I have wordpress site using 3 mysql replication. Master-master replication and 1 slave.
Now have problem with the slave. When Master update posting from XMLRPC, the slave is not getting update too. This is happen a few days ago, before that is working fine and beside that at other server that using Master-Master replication is working fine too.
I can’t find any error message as If I create new post or update it not from XMLRPC, the replication in slave is working fine.
I don’t know what happen before got this problem but as long as I know, the last thing that I did was update wordpress to version 3.4. But if this the cause why at master-master replication still working fine as all site using version 3.4 too?
By the way, I saw at master there were a lot of transfer data from slave, compare from other slave server that using master/slave. About 288MB incoming data from slave.
2136K 288M ACCEPT tcp -- * * xx.14.xx.107 0.0.0.0/0 tcp dpt:3306
272K 14M ACCEPT tcp -- * * xx.18.xx.36 0.0.0.0/0 tcp dpt:3306
edit:
I just solve my own problem 😀
My configuration are 3 server.
A and B are master-master replication and C is slave-master with A.
My problem is because from XMLRPC server (D) resolve my domain to server B when create/update posting (I’m using single domain) so It’s seem can’t update slave C if is not from A.
I’m forget that I was moving to new server D too.
I don’t know if it’s normal that Slave C only can be updated from A if using XMLRPC but at least solve my problem. 😀
Looking at your “solution” I can tell you something is wrong with your replication
If A and B are true master-master, then writes done to B replicate to A. If C is a slave to A then all writes on A also replicate to C.

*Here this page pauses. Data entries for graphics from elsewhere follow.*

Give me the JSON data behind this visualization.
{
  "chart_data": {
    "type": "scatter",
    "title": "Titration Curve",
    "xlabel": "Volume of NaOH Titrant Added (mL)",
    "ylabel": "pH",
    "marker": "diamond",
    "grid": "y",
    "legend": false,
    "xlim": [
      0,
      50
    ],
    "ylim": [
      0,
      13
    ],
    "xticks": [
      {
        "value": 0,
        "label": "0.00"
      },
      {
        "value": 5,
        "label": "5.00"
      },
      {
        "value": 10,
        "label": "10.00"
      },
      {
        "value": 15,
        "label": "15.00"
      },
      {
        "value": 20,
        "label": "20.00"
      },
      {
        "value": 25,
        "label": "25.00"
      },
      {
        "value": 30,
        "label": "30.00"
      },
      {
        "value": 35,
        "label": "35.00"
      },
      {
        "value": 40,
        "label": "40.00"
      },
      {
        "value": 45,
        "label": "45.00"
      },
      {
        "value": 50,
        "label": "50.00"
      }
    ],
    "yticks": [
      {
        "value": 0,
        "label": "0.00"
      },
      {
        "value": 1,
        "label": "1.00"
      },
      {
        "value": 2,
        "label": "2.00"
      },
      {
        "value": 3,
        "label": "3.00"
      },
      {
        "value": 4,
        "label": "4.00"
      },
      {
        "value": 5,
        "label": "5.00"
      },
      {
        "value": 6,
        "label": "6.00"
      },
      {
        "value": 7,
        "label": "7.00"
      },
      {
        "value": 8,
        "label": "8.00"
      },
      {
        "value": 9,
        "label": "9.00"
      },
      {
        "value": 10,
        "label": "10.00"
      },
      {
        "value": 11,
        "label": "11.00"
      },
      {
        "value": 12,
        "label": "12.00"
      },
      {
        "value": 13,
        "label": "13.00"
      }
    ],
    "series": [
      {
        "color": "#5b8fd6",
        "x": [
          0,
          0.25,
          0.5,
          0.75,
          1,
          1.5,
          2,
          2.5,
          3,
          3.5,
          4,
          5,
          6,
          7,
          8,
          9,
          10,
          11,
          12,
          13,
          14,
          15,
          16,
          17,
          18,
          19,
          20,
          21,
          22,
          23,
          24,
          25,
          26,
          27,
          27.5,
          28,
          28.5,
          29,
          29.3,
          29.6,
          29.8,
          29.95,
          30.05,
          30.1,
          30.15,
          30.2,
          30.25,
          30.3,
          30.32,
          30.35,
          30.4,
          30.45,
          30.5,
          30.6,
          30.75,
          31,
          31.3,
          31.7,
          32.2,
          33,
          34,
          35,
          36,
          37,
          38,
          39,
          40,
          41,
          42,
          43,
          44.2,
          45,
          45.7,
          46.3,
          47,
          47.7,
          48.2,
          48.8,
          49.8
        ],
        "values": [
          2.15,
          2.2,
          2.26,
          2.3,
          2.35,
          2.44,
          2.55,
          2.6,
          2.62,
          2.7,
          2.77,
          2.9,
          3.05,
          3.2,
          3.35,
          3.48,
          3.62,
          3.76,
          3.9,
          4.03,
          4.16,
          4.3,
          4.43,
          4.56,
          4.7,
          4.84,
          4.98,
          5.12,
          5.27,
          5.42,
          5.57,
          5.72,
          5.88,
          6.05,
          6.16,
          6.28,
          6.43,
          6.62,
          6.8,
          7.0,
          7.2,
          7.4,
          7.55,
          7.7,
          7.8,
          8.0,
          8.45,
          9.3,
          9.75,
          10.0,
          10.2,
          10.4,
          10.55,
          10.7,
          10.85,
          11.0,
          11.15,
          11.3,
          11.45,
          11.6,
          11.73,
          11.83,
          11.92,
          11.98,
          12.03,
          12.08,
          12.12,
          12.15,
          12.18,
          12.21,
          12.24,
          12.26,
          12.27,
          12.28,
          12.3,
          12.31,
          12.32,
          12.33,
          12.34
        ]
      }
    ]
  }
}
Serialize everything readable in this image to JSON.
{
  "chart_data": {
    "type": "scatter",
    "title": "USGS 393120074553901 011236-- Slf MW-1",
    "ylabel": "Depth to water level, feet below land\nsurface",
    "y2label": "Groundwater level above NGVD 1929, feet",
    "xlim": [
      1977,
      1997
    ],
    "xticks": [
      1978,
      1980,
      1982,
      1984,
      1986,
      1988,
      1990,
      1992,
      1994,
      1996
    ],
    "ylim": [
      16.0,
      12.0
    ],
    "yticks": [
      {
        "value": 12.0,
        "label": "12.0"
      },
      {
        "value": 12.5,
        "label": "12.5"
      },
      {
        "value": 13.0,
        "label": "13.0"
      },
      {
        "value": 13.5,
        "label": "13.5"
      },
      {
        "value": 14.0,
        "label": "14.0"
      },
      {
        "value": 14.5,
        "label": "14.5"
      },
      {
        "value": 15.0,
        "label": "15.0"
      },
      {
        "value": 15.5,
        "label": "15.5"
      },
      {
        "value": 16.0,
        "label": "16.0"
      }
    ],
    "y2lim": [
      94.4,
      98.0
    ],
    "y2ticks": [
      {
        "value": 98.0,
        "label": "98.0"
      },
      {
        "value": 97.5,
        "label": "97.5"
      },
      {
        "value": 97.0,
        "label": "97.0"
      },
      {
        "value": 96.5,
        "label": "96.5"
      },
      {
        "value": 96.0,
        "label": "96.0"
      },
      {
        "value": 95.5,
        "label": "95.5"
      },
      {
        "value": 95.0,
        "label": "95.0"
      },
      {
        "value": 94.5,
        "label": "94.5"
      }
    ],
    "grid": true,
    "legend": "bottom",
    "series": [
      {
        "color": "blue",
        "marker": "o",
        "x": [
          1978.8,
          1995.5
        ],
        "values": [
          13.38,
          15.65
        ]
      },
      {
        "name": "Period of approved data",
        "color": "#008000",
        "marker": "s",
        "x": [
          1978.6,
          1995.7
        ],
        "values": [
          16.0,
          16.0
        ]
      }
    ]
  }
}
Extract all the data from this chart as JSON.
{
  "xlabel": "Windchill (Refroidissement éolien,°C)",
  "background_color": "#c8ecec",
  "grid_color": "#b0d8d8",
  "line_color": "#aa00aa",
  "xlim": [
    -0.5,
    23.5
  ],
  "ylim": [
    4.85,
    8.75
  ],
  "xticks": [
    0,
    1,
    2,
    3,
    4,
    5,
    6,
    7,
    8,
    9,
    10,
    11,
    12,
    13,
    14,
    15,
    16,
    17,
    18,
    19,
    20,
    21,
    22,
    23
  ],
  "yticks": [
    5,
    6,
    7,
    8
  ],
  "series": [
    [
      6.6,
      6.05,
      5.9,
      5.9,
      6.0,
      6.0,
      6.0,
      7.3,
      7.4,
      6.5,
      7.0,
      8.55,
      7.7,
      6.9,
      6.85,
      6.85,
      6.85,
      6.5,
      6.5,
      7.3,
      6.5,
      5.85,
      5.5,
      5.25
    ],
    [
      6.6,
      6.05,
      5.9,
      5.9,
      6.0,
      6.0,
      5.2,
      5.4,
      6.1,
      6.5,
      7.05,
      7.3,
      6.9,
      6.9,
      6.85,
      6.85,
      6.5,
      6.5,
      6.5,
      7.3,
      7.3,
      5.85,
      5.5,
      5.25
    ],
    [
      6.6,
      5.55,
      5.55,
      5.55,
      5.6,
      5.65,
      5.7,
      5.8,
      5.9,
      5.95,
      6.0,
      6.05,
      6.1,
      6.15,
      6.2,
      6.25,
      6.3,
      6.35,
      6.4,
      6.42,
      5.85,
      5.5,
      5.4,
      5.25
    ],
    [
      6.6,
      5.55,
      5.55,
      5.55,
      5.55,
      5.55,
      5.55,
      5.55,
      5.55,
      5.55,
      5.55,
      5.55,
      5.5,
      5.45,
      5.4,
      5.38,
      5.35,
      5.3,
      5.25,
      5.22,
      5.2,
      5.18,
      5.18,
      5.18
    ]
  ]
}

I suspect you have your server “server-id” settings in mysql are wrong. I.E. C and B have the same server-id.
It may be that your auto_increment_increment isn’t set to 2 (the minimum you need with 2 write masters), or that your auto_increment_offset isn’t different on each of the write masters. I suspect though if it were either of these your replication would be broke any time you wrote to both of the servers and you’d already see that problem.
In this case, you need to add log-slave-updates to A.
by default MySQL replication doesn’t log to the replication log any statements that it received from a master. whenever you daisy chain replication you need to make sure the server logs these so they’ll get sent to it’s slaves.